No; he would not resign himself to that. A wolflike rapacity was growing in him, an urge to lay hands on, to grip, to bite open, to devour. Even to tear to pieces. To have, in order to feel release.
He opened the door to the hall. He heard the cook shouting at the sweeper and the cadenced knocking of the brush on the flagstone floor. They were scrubbing the kitchen.

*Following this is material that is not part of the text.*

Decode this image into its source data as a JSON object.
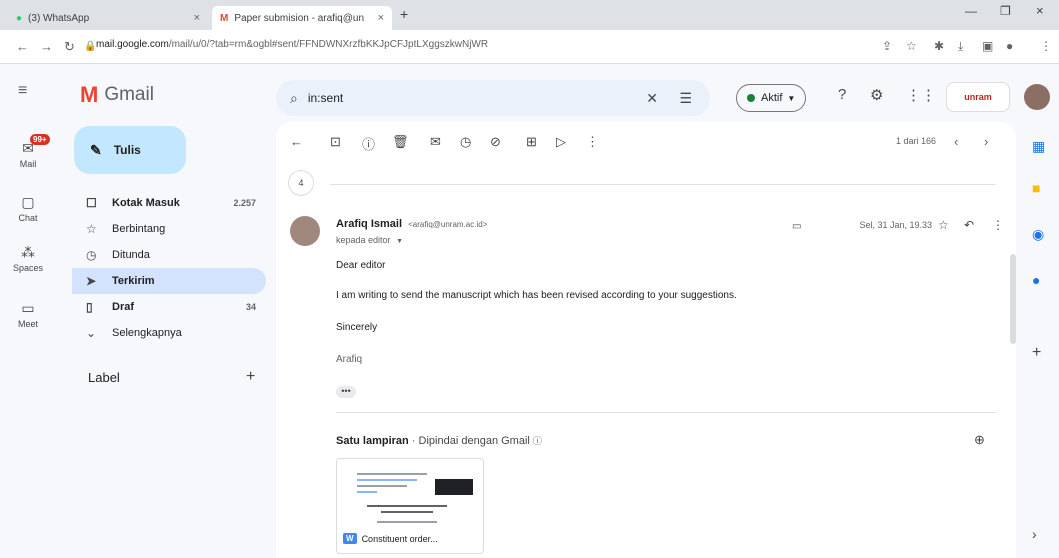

He lifted the receiver and dialed the operator’s number. A girl answered; her speech was full of excessively proper Anglicisms, like a recording from a language course. He asked for Agra, for the Taj Mahal hotel. He stood there, catching the distant static, the traces of voices on the line. He wanted a cigarette, but he was afraid to step away and search on his desk, for the hotel receptionist might answer just then.
The uproar from the kitchen was unbearable — the slopping of water, the nasal commands of the cook, who lorded it over the other servants because he was the only one with a fair knowledge of English and could invoke, in his statements to the rest of them, the authority of the master. I must correct his behavior, Istvan mused. His head has been turned completely. Moreover, he allows himself familiarities.